Our nuclear clients wanted a clean facility with no chance of cross-contamination. Obviously, this arrangement is attractive to everybody else, so these investments have helped us to pick up work from companies further afield who are willing to pay the extra transport just for the reassurance that their work is being handled in the right manner.”
This attention to detail and increased quality demands is spreading. Companies specialising in sub-sea components were next. Now it has become the norm in the power generation industry.
“We’ve just finished a large job for one of our oil and gas clients. They had a number of super-duplex pipework systems that needed pickling and passivating in-situ. Some of the systems were quite large; Pipe diameters ranging from 1” to 24”, volumes in excess of 30,000 litres. Most of them were what historically, would have been deemed as non-critical and as such wouldn’t have been chemically cleaned. Service lines such as instrument air or process water and the like.
This client wanted everything chemically pickled - white. No discolouration. No concessions.”
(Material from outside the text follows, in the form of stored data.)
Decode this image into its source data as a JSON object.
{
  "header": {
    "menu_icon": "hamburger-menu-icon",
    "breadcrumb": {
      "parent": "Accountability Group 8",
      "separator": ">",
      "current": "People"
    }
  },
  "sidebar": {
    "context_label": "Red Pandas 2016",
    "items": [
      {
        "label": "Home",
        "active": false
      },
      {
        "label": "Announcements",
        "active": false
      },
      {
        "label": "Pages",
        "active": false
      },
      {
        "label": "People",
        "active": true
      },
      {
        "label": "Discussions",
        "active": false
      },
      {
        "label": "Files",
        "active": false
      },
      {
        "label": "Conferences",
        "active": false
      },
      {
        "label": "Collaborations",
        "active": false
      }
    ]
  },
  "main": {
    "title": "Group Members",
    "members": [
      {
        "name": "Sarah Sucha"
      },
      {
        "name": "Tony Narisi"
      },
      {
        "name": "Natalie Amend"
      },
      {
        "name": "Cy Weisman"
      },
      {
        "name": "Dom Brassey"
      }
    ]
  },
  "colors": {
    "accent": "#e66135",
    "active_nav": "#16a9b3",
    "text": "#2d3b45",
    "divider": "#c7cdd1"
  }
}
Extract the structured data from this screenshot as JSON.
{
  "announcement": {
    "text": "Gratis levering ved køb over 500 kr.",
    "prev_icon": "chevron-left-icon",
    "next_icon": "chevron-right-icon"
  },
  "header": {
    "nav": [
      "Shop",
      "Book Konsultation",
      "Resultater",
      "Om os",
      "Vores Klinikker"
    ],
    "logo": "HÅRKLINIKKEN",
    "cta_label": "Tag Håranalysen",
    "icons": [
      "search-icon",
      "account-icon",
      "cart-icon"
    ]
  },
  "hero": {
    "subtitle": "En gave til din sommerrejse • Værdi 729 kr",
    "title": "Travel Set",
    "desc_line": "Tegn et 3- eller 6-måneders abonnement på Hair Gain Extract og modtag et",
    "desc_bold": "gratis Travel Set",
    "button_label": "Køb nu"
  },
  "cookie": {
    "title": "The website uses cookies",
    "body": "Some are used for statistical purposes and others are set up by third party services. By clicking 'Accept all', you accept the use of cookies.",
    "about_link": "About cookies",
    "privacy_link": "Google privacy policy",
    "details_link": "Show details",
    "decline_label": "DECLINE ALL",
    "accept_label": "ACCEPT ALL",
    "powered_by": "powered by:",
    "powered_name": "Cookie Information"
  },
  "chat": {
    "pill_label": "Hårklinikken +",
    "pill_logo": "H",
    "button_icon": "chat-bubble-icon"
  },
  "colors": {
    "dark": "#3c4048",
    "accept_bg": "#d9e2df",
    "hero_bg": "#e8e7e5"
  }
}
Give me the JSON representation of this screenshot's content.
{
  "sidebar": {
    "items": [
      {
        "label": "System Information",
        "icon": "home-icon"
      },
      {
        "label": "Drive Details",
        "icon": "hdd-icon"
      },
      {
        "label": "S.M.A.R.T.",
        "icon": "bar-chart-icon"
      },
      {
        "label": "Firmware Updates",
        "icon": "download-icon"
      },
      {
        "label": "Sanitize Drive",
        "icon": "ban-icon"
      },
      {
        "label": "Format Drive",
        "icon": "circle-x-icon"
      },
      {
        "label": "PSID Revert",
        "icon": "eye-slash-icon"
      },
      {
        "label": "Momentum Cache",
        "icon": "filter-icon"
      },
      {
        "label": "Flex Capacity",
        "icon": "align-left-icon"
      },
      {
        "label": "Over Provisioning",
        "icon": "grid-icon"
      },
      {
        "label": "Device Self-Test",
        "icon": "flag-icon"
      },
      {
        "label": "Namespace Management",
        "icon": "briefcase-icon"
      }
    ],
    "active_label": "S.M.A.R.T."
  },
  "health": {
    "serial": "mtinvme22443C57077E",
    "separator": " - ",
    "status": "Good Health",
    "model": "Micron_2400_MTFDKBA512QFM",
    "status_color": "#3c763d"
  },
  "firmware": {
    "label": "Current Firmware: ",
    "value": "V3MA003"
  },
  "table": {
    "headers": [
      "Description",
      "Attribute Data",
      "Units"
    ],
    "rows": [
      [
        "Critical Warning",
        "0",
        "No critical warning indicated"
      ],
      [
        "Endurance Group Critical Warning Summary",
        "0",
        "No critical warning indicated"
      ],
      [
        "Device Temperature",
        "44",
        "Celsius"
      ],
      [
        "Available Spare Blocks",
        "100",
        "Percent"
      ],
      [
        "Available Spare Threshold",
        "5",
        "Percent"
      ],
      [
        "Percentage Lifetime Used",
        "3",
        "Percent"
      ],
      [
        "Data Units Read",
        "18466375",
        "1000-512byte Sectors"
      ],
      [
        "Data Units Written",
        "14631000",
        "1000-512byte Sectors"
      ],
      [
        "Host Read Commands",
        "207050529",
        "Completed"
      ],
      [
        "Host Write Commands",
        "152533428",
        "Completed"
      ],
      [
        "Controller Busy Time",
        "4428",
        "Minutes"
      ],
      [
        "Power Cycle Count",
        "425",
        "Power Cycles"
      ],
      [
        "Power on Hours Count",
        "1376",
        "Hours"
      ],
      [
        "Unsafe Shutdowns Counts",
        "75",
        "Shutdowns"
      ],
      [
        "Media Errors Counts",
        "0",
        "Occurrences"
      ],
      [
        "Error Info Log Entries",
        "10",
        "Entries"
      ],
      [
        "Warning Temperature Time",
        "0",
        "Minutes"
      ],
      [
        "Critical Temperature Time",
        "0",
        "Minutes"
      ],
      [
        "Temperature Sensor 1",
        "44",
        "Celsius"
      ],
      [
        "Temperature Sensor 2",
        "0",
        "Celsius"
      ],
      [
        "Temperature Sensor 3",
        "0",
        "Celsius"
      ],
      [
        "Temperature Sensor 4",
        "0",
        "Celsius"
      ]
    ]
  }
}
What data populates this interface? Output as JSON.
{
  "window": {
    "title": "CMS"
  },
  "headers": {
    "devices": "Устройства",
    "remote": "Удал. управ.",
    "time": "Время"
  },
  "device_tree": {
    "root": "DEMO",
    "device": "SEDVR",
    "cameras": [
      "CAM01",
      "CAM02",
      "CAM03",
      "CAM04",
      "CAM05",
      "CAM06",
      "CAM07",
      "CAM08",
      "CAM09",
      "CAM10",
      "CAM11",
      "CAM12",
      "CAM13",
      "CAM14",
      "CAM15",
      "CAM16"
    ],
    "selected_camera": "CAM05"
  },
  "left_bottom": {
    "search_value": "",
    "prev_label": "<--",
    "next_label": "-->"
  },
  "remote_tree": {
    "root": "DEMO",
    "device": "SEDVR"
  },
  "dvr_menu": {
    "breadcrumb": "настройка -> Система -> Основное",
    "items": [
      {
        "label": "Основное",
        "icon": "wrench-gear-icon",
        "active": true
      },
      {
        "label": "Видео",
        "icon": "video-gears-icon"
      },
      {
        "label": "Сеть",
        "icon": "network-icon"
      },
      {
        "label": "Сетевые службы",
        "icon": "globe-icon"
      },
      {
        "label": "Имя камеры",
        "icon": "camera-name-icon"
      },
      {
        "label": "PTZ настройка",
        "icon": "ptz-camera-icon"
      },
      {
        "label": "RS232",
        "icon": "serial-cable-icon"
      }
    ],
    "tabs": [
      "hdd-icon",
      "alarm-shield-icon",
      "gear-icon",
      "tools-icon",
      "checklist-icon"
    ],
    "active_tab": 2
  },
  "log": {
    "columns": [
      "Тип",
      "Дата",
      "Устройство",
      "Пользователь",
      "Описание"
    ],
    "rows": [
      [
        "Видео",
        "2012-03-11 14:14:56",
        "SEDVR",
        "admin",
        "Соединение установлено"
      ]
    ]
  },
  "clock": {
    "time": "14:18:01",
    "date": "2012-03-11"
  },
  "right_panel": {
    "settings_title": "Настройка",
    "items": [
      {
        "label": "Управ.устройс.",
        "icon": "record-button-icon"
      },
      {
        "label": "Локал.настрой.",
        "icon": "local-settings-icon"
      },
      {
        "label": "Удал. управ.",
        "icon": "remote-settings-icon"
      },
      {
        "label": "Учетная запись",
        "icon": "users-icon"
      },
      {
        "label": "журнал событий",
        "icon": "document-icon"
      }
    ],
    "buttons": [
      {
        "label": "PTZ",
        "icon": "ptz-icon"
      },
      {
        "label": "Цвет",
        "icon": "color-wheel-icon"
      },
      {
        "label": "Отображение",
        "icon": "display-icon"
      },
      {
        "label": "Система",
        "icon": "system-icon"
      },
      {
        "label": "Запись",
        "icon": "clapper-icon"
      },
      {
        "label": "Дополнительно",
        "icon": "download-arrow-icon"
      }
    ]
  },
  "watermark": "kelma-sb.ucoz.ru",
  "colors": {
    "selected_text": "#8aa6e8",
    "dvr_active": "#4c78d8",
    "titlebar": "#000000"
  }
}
More and more industries are recognising the benefits of these processes. The increased corrosion resistance and significant reduction in maintenance during the lifetime of the component are factors that are coming to the forefront during the design stages and now pickling and passivation is specified as an essential part of the project, rather than a “nice to have”.
“There’s been a significant increase in the volume of enquiries we now receive for pickling and passivation. For years, we saw businesses on the European continent sending work into our facilities in Holland and Germany from industries that were impenetrable to us in the UK. Pickling and passivation weren’t seen as value-adding operations. Now that seems to be changing – along with the expectations.”
The knock-on effect has been significant for Vecom. In the first quarter of 2018, in the UK alone, they have chemically cleaned four new-build biomass boilers (185,000 – 200,000lt volume each), more than thirty super-duplex pipework systems in the oil & gas sector and pickle passivated over 100 tonnes of stainless steel fabrications in-house for the nuclear industry.
“We’ve just been accredited to ISO9000:2015, started implementing a new ERP system and are now planning the second phase of our building renovation. We’re very busy. It is, quite literally in some cases, all hands to the pump.”